Friday, March 12, 2010

Another Week

I am such a slacker. Another week gone and I have barely been around. Three birthdays in 8 days does make for a busy schedule, but still, I am a slacker, grade A.

This is my wee nephew Ryder, all growed up at 9 months. Isn't he the sweetest lil guy? I seriously do not get to see him often enough, but who knows what the spring weather may hold for us. With our family friendly yard and swing set I just may get more lil guy time yet.
Speaking of nephew, I am over the moon happy because my nephew/Godson has been for the past two weekends in a row.
He is slightly more growed up that Ryder - Chris is 22. I have missed him more than you wold even think humanly possible. Oh, and please don't tell Chris that - I will never live it down.
It is like part of my heart is finally healing...All 0f those empty holes left by the passing of my Dad, the disappearing act of my my many moms..I love the playful banter between Chris and the girls. They may not admitt it, but they have missed him too.
No news is good news I sppose when it comes to Shawn and his leg. First of all, over a year ago, the doc said that Shawn was NOT in pain and there was no possible way that he COULD be in pain..10 months and many tests later, it turns out that he is in pain and the family has no clue how to help Shawn with it..We are now waiting for yet another doctor to see what he/she can offer us. Anything will be better than living like this.
The next test on the agenda is a spinal tap. (Thank goodness, Shawn LOVES that movie).
So, that is that.
KC is acclimating well to her new environment. She adores her new 'attic' bedroom with her three feline room mates. I know she does, no matter what she may tell you.

Spencer is but an ugly memory in my mind now. I hope that soon enough, he will be in KC's mind as well.

Saturday, March 06, 2010

Life goes on, whether we want it to or not. My heart has been broken a million times over these past days. Most of it comes from watching my eldest go through her first, worst, break up ever.
I hate this.
The break up itself has been difficult enough. The move into a smaller home has us all jockeying for our own space and there truly is so little of it.
The worst, the very worst of all of this has been the breakdown of a family unit.What else can you call, really?
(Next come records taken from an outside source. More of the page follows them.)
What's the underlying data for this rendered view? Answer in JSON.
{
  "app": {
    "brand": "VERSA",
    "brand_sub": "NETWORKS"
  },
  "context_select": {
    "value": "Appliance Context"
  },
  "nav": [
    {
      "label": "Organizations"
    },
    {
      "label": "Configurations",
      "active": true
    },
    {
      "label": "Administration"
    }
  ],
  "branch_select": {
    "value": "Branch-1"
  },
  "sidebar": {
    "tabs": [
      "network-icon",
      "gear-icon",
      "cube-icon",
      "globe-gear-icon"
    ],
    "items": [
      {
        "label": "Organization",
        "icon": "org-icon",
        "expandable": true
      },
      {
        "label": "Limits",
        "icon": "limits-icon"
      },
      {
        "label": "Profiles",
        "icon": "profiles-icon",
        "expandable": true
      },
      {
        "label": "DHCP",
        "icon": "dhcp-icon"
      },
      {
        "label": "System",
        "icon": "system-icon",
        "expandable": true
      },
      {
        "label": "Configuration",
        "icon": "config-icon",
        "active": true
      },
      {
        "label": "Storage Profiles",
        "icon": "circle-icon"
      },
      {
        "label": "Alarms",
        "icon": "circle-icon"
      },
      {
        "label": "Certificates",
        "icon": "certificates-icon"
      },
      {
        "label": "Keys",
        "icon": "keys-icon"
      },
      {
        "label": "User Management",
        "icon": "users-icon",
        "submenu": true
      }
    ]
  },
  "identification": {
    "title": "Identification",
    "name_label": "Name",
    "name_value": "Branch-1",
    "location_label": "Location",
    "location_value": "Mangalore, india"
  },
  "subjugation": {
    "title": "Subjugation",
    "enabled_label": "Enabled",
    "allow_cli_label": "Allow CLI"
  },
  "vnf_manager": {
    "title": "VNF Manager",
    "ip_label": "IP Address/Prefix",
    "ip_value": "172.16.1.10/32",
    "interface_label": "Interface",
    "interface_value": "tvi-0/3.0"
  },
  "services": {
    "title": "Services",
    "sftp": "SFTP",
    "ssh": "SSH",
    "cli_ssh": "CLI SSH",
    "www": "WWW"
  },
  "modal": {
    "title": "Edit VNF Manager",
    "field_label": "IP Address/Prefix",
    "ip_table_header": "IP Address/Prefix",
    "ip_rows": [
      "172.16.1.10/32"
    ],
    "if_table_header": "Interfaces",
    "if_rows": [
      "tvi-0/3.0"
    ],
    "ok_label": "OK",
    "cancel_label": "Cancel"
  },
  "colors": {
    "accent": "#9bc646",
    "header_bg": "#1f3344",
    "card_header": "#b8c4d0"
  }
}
We welcomed Spencer into our hearts and home, made him one of us.
It seems so unfair that Kayla has to give up her confidant and Jessica has now lost the closest think to an older brother that she has ever known.
Shawn has lost a fishing buddy, and Spencer has lost his father figure.
KC has lost all thst she has known for the last three years. The person that she loved lied, cheated and betrayed her in nearly every way possible. This is not a transgression that I take lightly....My daughters are my everything.
If there is one good that came of this it's that my daughter is back at home where she is cherished and loved for the wonderful woman that she is.